SUMMARY: Radiation Therapy involves the use of X-Rays, Gamma rays and charged particles for cancer treatment. External Beam Radiation Therapy (EBRT) is most often delivered using a linear accelerator in the form of Photon beams (either X-rays or Gamma rays). Photons have no mass and are packets of energy of an electromagnetic wave. Electrons and Protons are charged particles and Electrons are considered light particles whereas Protons are considered heavy particles. Electron beams are used to irradiate skin and superficial tumors, as they are unable to penetrate deep into the tissues. The different types of External Beam Radiation Treatments include 3-Dimensional Conformal Radiation Therapy (3D-CRT) meant to deliver radiation to very precisely shaped target areas, IMRT or Intensity Modulated Radiation Therapy which allows different areas of a tumor or nearby tissues to receive different doses of radiation, Image Guided Radiation Therapy (IGRT) which allows reduction in the planned volume of tissue to be treated, as changes in a tumor size are noted during treatment, Stereotactic RadioSurgery (SRS) which can deliver one or more high doses of radiation to a small tumor and Stereotactic Body Radiation Therapy (SBRT) or CYBERKNIFE® which is similar to SRS but also takes the normal motion of the body into account while treating malignancies involving the lung and liver.
Proton beams unlike Photons, enter the skin and travel through the tissues and deposit much of their energy at the end of their path (known as the Bragg peak), and deposit less energy along the way. This is unlike Photons which deposit energy all along the path through the tissues and the deposited dose decreases with increasing depth. As a result, with Proton beam therapy, normal tissues are exposed to less radiation compared with Photons. Despite this advantage, tissue heterogeneity such as organ motion, tumor volume changes during treatment can have a significant negative impact on target coverage for Proton beam therapy and can result in damage to the surrounding tissues and potential complications. It is well established that there is significant benefit for Proton beam therapy in certain pediatric malignancies.
Curative treatment with concurrent chemoradiotherapy is the standard of care for many nonmetastatic, locally advanced cancers. This treatment modality however is associated with substantial morbidity. Proton therapy as component of concurrent chemoradiotherapy might be able to reduce treatment related toxicity and achieve comparable cancer control outcomes, compared with conventional Photon radiotherapy, by reducing the radiation dose to normal tissues. There are however limited data comparing results of Proton chemoradiotherapy with Photon chemoradiotherapy, and Proton therapy remains unproven in this treatment setting. The objective of this study was to assess whether Proton therapy in the setting of concurrent chemoradiotherapy is associated with fewer hospitalizations or other adverse events and similar Disease-free and Overall Survival, compared with concurrent Photon chemoradiotherapy.

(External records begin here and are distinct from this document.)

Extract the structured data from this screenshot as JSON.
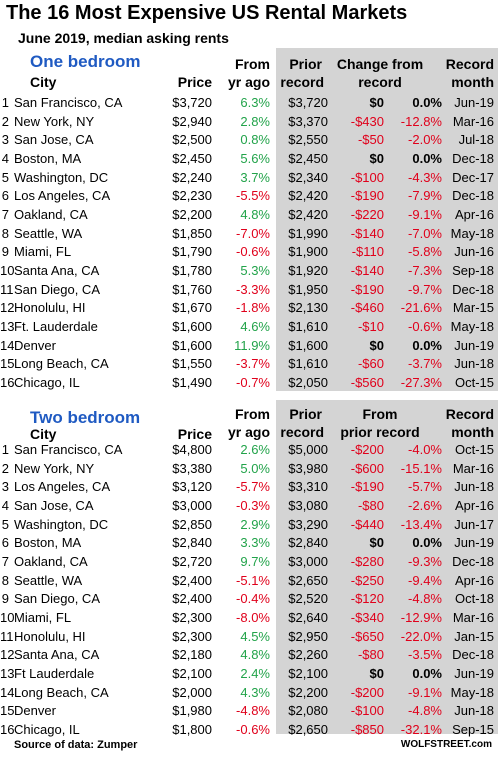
{
  "header": {
    "title": "The 16 Most Expensive US Rental Markets",
    "subtitle": "June  2019, median asking rents"
  },
  "one_bedroom": {
    "heading": "One bedroom",
    "col_city": "City",
    "col_price": "Price",
    "col_yoy_1": "From",
    "col_yoy_2": "yr ago",
    "col_prior_1": "Prior",
    "col_prior_2": "record",
    "col_change_1": "Change from",
    "col_change_2": "record",
    "col_month_1": "Record",
    "col_month_2": "month",
    "rows": [
      {
        "rank": "1",
        "city": "San Francisco, CA",
        "price": "$3,720",
        "yoy": "6.3%",
        "yoy_sign": "pos",
        "prior": "$3,720",
        "chg": "$0",
        "pct": "0.0%",
        "sign": "zero",
        "month": "Jun-19"
      },
      {
        "rank": "2",
        "city": "New York, NY",
        "price": "$2,940",
        "yoy": "2.8%",
        "yoy_sign": "pos",
        "prior": "$3,370",
        "chg": "-$430",
        "pct": "-12.8%",
        "sign": "neg",
        "month": "Mar-16"
      },
      {
        "rank": "3",
        "city": "San Jose, CA",
        "price": "$2,500",
        "yoy": "0.8%",
        "yoy_sign": "pos",
        "prior": "$2,550",
        "chg": "-$50",
        "pct": "-2.0%",
        "sign": "neg",
        "month": "Jul-18"
      },
      {
        "rank": "4",
        "city": "Boston, MA",
        "price": "$2,450",
        "yoy": "5.6%",
        "yoy_sign": "pos",
        "prior": "$2,450",
        "chg": "$0",
        "pct": "0.0%",
        "sign": "zero",
        "month": "Dec-18"
      },
      {
        "rank": "5",
        "city": "Washington, DC",
        "price": "$2,240",
        "yoy": "3.7%",
        "yoy_sign": "pos",
        "prior": "$2,340",
        "chg": "-$100",
        "pct": "-4.3%",
        "sign": "neg",
        "month": "Dec-17"
      },
      {
        "rank": "6",
        "city": "Los Angeles, CA",
        "price": "$2,230",
        "yoy": "-5.5%",
        "yoy_sign": "neg",
        "prior": "$2,420",
        "chg": "-$190",
        "pct": "-7.9%",
        "sign": "neg",
        "month": "Dec-18"
      },
      {
        "rank": "7",
        "city": "Oakland, CA",
        "price": "$2,200",
        "yoy": "4.8%",
        "yoy_sign": "pos",
        "prior": "$2,420",
        "chg": "-$220",
        "pct": "-9.1%",
        "sign": "neg",
        "month": "Apr-16"
      },
      {
        "rank": "8",
        "city": "Seattle, WA",
        "price": "$1,850",
        "yoy": "-7.0%",
        "yoy_sign": "neg",
        "prior": "$1,990",
        "chg": "-$140",
        "pct": "-7.0%",
        "sign": "neg",
        "month": "May-18"
      },
      {
        "rank": "9",
        "city": "Miami, FL",
        "price": "$1,790",
        "yoy": "-0.6%",
        "yoy_sign": "neg",
        "prior": "$1,900",
        "chg": "-$110",
        "pct": "-5.8%",
        "sign": "neg",
        "month": "Jun-16"
      },
      {
        "rank": "10",
        "city": "Santa Ana, CA",
        "price": "$1,780",
        "yoy": "5.3%",
        "yoy_sign": "pos",
        "prior": "$1,920",
        "chg": "-$140",
        "pct": "-7.3%",
        "sign": "neg",
        "month": "Sep-18"
      },
      {
        "rank": "11",
        "city": "San Diego, CA",
        "price": "$1,760",
        "yoy": "-3.3%",
        "yoy_sign": "neg",
        "prior": "$1,950",
        "chg": "-$190",
        "pct": "-9.7%",
        "sign": "neg",
        "month": "Dec-18"
      },
      {
        "rank": "12",
        "city": "Honolulu, HI",
        "price": "$1,670",
        "yoy": "-1.8%",
        "yoy_sign": "neg",
        "prior": "$2,130",
        "chg": "-$460",
        "pct": "-21.6%",
        "sign": "neg",
        "month": "Mar-15"
      },
      {
        "rank": "13",
        "city": "Ft. Lauderdale",
        "price": "$1,600",
        "yoy": "4.6%",
        "yoy_sign": "pos",
        "prior": "$1,610",
        "chg": "-$10",
        "pct": "-0.6%",
        "sign": "neg",
        "month": "May-18"
      },
      {
        "rank": "14",
        "city": "Denver",
        "price": "$1,600",
        "yoy": "11.9%",
        "yoy_sign": "pos",
        "prior": "$1,600",
        "chg": "$0",
        "pct": "0.0%",
        "sign": "zero",
        "month": "Jun-19"
      },
      {
        "rank": "15",
        "city": "Long Beach, CA",
        "price": "$1,550",
        "yoy": "-3.7%",
        "yoy_sign": "neg",
        "prior": "$1,610",
        "chg": "-$60",
        "pct": "-3.7%",
        "sign": "neg",
        "month": "Jun-18"
      },
      {
        "rank": "16",
        "city": "Chicago, IL",
        "price": "$1,490",
        "yoy": "-0.7%",
        "yoy_sign": "neg",
        "prior": "$2,050",
        "chg": "-$560",
        "pct": "-27.3%",
        "sign": "neg",
        "month": "Oct-15"
      }
    ]
  },
  "two_bedroom": {
    "heading": "Two bedroom",
    "col_city": "City",
    "col_price": "Price",
    "col_yoy_1": "From",
    "col_yoy_2": "yr ago",
    "col_prior_1": "Prior",
    "col_prior_2": "record",
    "col_change_1": "From",
    "col_change_2": "prior record",
    "col_month_1": "Record",
    "col_month_2": "month",
    "rows": [
      {
        "rank": "1",
        "city": "San Francisco, CA",
        "price": "$4,800",
        "yoy": "2.6%",
        "yoy_sign": "pos",
        "prior": "$5,000",
        "chg": "-$200",
        "pct": "-4.0%",
        "sign": "neg",
        "month": "Oct-15"
      },
      {
        "rank": "2",
        "city": "New York, NY",
        "price": "$3,380",
        "yoy": "5.0%",
        "yoy_sign": "pos",
        "prior": "$3,980",
        "chg": "-$600",
        "pct": "-15.1%",
        "sign": "neg",
        "month": "Mar-16"
      },
      {
        "rank": "3",
        "city": "Los Angeles, CA",
        "price": "$3,120",
        "yoy": "-5.7%",
        "yoy_sign": "neg",
        "prior": "$3,310",
        "chg": "-$190",
        "pct": "-5.7%",
        "sign": "neg",
        "month": "Jun-18"
      },
      {
        "rank": "4",
        "city": "San Jose, CA",
        "price": "$3,000",
        "yoy": "-0.3%",
        "yoy_sign": "neg",
        "prior": "$3,080",
        "chg": "-$80",
        "pct": "-2.6%",
        "sign": "neg",
        "month": "Apr-16"
      },
      {
        "rank": "5",
        "city": "Washington, DC",
        "price": "$2,850",
        "yoy": "2.9%",
        "yoy_sign": "pos",
        "prior": "$3,290",
        "chg": "-$440",
        "pct": "-13.4%",
        "sign": "neg",
        "month": "Jun-17"
      },
      {
        "rank": "6",
        "city": "Boston, MA",
        "price": "$2,840",
        "yoy": "3.3%",
        "yoy_sign": "pos",
        "prior": "$2,840",
        "chg": "$0",
        "pct": "0.0%",
        "sign": "zero",
        "month": "Jun-19"
      },
      {
        "rank": "7",
        "city": "Oakland, CA",
        "price": "$2,720",
        "yoy": "9.7%",
        "yoy_sign": "pos",
        "prior": "$3,000",
        "chg": "-$280",
        "pct": "-9.3%",
        "sign": "neg",
        "month": "Dec-18"
      },
      {
        "rank": "8",
        "city": "Seattle, WA",
        "price": "$2,400",
        "yoy": "-5.1%",
        "yoy_sign": "neg",
        "prior": "$2,650",
        "chg": "-$250",
        "pct": "-9.4%",
        "sign": "neg",
        "month": "Apr-16"
      },
      {
        "rank": "9",
        "city": "San Diego, CA",
        "price": "$2,400",
        "yoy": "-0.4%",
        "yoy_sign": "neg",
        "prior": "$2,520",
        "chg": "-$120",
        "pct": "-4.8%",
        "sign": "neg",
        "month": "Oct-18"
      },
      {
        "rank": "10",
        "city": "Miami, FL",
        "price": "$2,300",
        "yoy": "-8.0%",
        "yoy_sign": "neg",
        "prior": "$2,640",
        "chg": "-$340",
        "pct": "-12.9%",
        "sign": "neg",
        "month": "Mar-16"
      },
      {
        "rank": "11",
        "city": "Honolulu, HI",
        "price": "$2,300",
        "yoy": "4.5%",
        "yoy_sign": "pos",
        "prior": "$2,950",
        "chg": "-$650",
        "pct": "-22.0%",
        "sign": "neg",
        "month": "Jan-15"
      },
      {
        "rank": "12",
        "city": "Santa Ana, CA",
        "price": "$2,180",
        "yoy": "4.8%",
        "yoy_sign": "pos",
        "prior": "$2,260",
        "chg": "-$80",
        "pct": "-3.5%",
        "sign": "neg",
        "month": "Dec-18"
      },
      {
        "rank": "13",
        "city": "Ft Lauderdale",
        "price": "$2,100",
        "yoy": "2.4%",
        "yoy_sign": "pos",
        "prior": "$2,100",
        "chg": "$0",
        "pct": "0.0%",
        "sign": "zero",
        "month": "Jun-19"
      },
      {
        "rank": "14",
        "city": "Long Beach, CA",
        "price": "$2,000",
        "yoy": "4.3%",
        "yoy_sign": "pos",
        "prior": "$2,200",
        "chg": "-$200",
        "pct": "-9.1%",
        "sign": "neg",
        "month": "May-18"
      },
      {
        "rank": "15",
        "city": "Denver",
        "price": "$1,980",
        "yoy": "-4.8%",
        "yoy_sign": "neg",
        "prior": "$2,080",
        "chg": "-$100",
        "pct": "-4.8%",
        "sign": "neg",
        "month": "Jun-18"
      },
      {
        "rank": "16",
        "city": "Chicago, IL",
        "price": "$1,800",
        "yoy": "-0.6%",
        "yoy_sign": "neg",
        "prior": "$2,650",
        "chg": "-$850",
        "pct": "-32.1%",
        "sign": "neg",
        "month": "Sep-15"
      }
    ]
  },
  "footer": {
    "source": "Source of data: Zumper",
    "brand": "WOLFSTREET.com"
  },
  "colors": {
    "heading_blue": "#1f5ac2",
    "positive_green": "#22a34a",
    "negative_red": "#e0001b",
    "shade_gray": "#d4d4d4"
  }
}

In this large single-institution, nonrandomized, comparative effectiveness, retrospective analysis, 1483 adult patients with nonmetastatic, locally advanced cancer, treated with concurrent chemoradiotherapy with curative intent were included. Three hundred ninety-one patients (N=391) received Proton therapy and 1092 patients received Photon therapy. Common tumor sites included head and neck, lung, brain, esophagus/gastric, rectum, and pancreas. The median patient age was 62 years, but patients treated with Protons were significantly older with a median age of 66 years versus 61 years, had less favorable Charlson-Deyo comorbidity scores and had lower integral radiation dose to tissues outside the target. Ninety three percent (93%) of patients in the Photon therapy group were treated with Intensity-Modulated Radiotherapy (IMRT). Baseline ECOG Performance Status was similar between the two treatment cohorts. The Primary end point was 90-day adverse events associated with unplanned hospitalizations (CTCAE version 4 – Grade 3 or more). Secondary end points included ECOG performance status decline during treatment, 90-day adverse events of at least Grade 2 that limit instrumental activities of daily living, and Disease-Free and Overall Survival. The data on adverse events and survival were gathered prospectively.

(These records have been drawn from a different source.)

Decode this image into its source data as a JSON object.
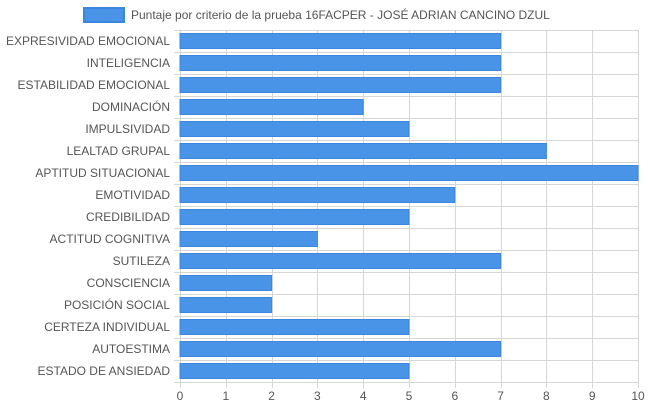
{
  "chart_data": {
    "type": "bar",
    "orientation": "horizontal",
    "categories": [
      "EXPRESIVIDAD EMOCIONAL",
      "INTELIGENCIA",
      "ESTABILIDAD EMOCIONAL",
      "DOMINACIÓN",
      "IMPULSIVIDAD",
      "LEALTAD GRUPAL",
      "APTITUD SITUACIONAL",
      "EMOTIVIDAD",
      "CREDIBILIDAD",
      "ACTITUD COGNITIVA",
      "SUTILEZA",
      "CONSCIENCIA",
      "POSICIÓN SOCIAL",
      "CERTEZA INDIVIDUAL",
      "AUTOESTIMA",
      "ESTADO DE ANSIEDAD"
    ],
    "series": [
      {
        "name": "Puntaje por criterio de la prueba 16FACPER - JOSÉ ADRIAN CANCINO DZUL",
        "values": [
          7,
          7,
          7,
          4,
          5,
          8,
          10,
          6,
          5,
          3,
          7,
          2,
          2,
          5,
          7,
          5
        ]
      }
    ],
    "xlim": [
      0,
      10
    ],
    "x_ticks": [
      "0",
      "1",
      "2",
      "3",
      "4",
      "5",
      "6",
      "7",
      "8",
      "9",
      "10"
    ],
    "grid": true,
    "legend_position": "top-center",
    "colors": {
      "bar_fill": "#4a94e8",
      "bar_stroke": "#3a86e0",
      "grid": "#d6d6d6",
      "axis_text": "#555555"
    }
  }
}
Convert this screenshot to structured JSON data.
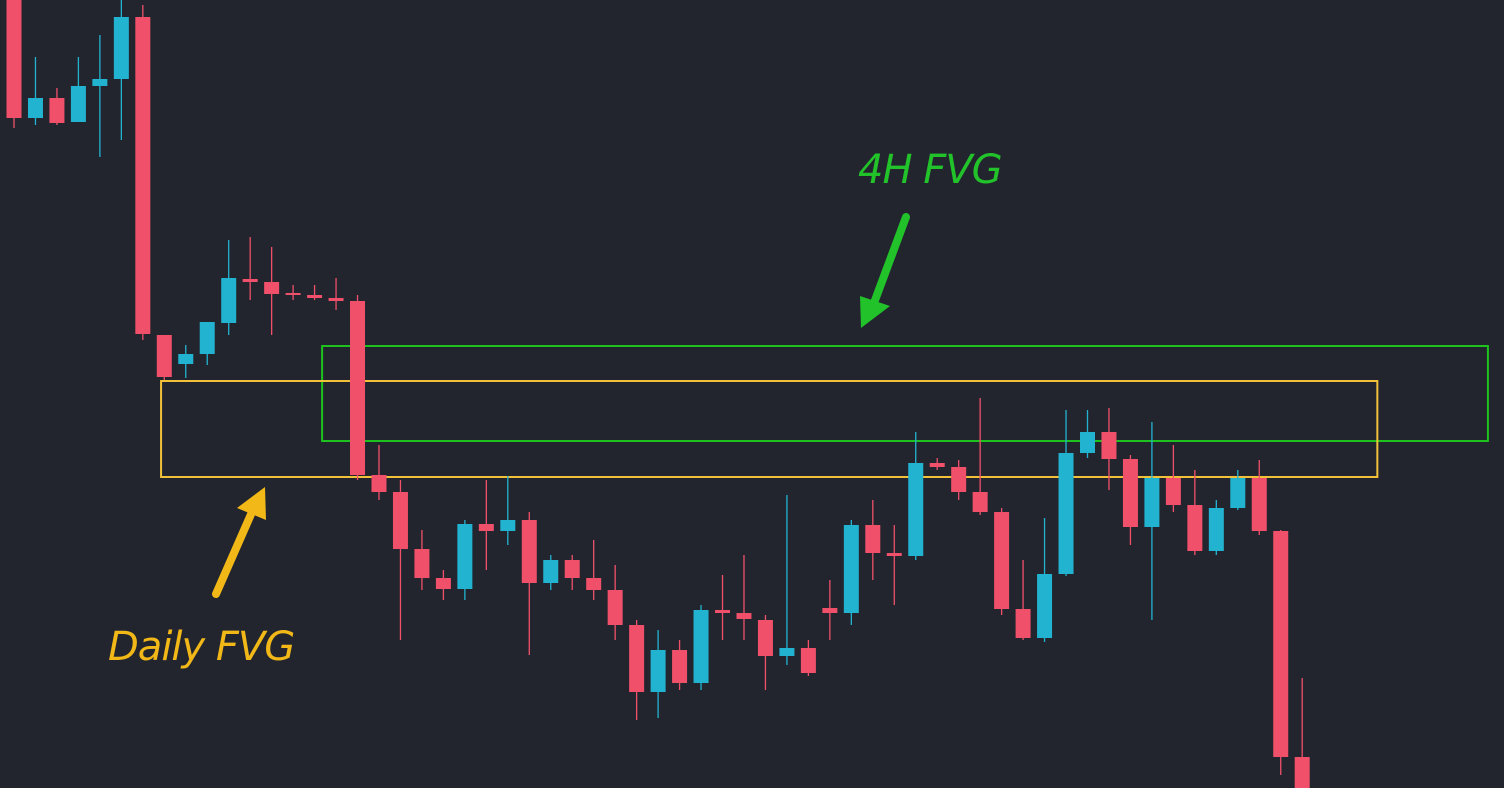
{
  "chart_data": {
    "type": "candlestick",
    "up_color": "#22b3d1",
    "down_color": "#f0506a",
    "ylim": [
      0,
      788
    ],
    "open": [
      788,
      670,
      690,
      666,
      702,
      709,
      771,
      453,
      424,
      434,
      465,
      509,
      506,
      495,
      493,
      490,
      487,
      313,
      296,
      239,
      210,
      199,
      264,
      257,
      268,
      205,
      228,
      210,
      198,
      163,
      96,
      138,
      105,
      178,
      175,
      168,
      132,
      140,
      180,
      175,
      263,
      235,
      232,
      325,
      321,
      296,
      276,
      179,
      150,
      214,
      335,
      356,
      329,
      261,
      310,
      283,
      237,
      280,
      310,
      257,
      31
    ],
    "high": [
      788,
      731,
      700,
      731,
      753,
      788,
      783,
      453,
      443,
      466,
      548,
      551,
      541,
      503,
      503,
      510,
      493,
      343,
      308,
      258,
      218,
      268,
      308,
      312,
      276,
      233,
      233,
      248,
      223,
      168,
      158,
      148,
      183,
      213,
      233,
      173,
      293,
      148,
      208,
      268,
      288,
      263,
      356,
      330,
      328,
      390,
      280,
      228,
      270,
      378,
      378,
      380,
      333,
      366,
      343,
      318,
      288,
      318,
      328,
      258,
      110
    ],
    "low": [
      660,
      663,
      663,
      666,
      631,
      648,
      448,
      408,
      410,
      423,
      453,
      488,
      453,
      488,
      488,
      478,
      308,
      288,
      148,
      198,
      188,
      188,
      218,
      243,
      133,
      198,
      198,
      188,
      148,
      68,
      70,
      98,
      98,
      148,
      148,
      98,
      123,
      112,
      148,
      163,
      208,
      183,
      228,
      318,
      288,
      273,
      173,
      148,
      146,
      212,
      330,
      298,
      243,
      168,
      276,
      233,
      233,
      278,
      253,
      13,
      0
    ],
    "close": [
      670,
      690,
      665,
      702,
      709,
      771,
      454,
      411,
      434,
      466,
      510,
      506,
      494,
      493,
      490,
      487,
      313,
      296,
      239,
      210,
      199,
      264,
      257,
      268,
      205,
      228,
      210,
      198,
      163,
      96,
      138,
      105,
      178,
      175,
      169,
      132,
      140,
      115,
      175,
      263,
      235,
      232,
      325,
      321,
      296,
      276,
      179,
      150,
      214,
      335,
      356,
      329,
      261,
      310,
      283,
      237,
      280,
      310,
      257,
      31,
      0
    ],
    "zones": [
      {
        "top": 442,
        "bottom": 347,
        "x_start": 14.35,
        "x_end": 68.65,
        "color": "#1ec21e"
      },
      {
        "top": 407,
        "bottom": 311,
        "x_start": 6.85,
        "x_end": 63.5,
        "color": "#f2c13a"
      }
    ],
    "annotations": [
      {
        "text": "4H FVG",
        "color": "#22c22a"
      },
      {
        "text": "Daily FVG",
        "color": "#f2b818"
      }
    ]
  }
}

It was noted that Proton chemoradiotherapy was associated with a significantly lower relative risk of 90-day adverse events of at least Grade 3 (P=0.002), significantly lower relative risk of 90-day adverse events of at least Grade 2 (P=0.006), and decline in Performance Status during treatment (P<0.001). Proton chemoradiotherapy was associated with a two-thirds reduction in adverse events associated with unplanned hospitalizations. At a median follow up of 3.7 years for the Proton cohort and 4.2 years for the Photon cohort, there was no difference in Disease-Free or Overall Survival.
It was concluded from this analysis that in adults with locally advanced cancer, Proton chemoradiotherapy was associated with significantly reduced acute adverse events that caused unplanned hospitalizations, with similar Disease-Free and Overall Survival, compared to Photon therapy.
Comparative Effectiveness of Proton vs Photon Therapy as Part of Concurrent Chemoradiotherapy for Locally Advanced Cancer. Baumann BC, Mitra N, Harton JG, et al. Jama Oncol. 2020;6:237-246.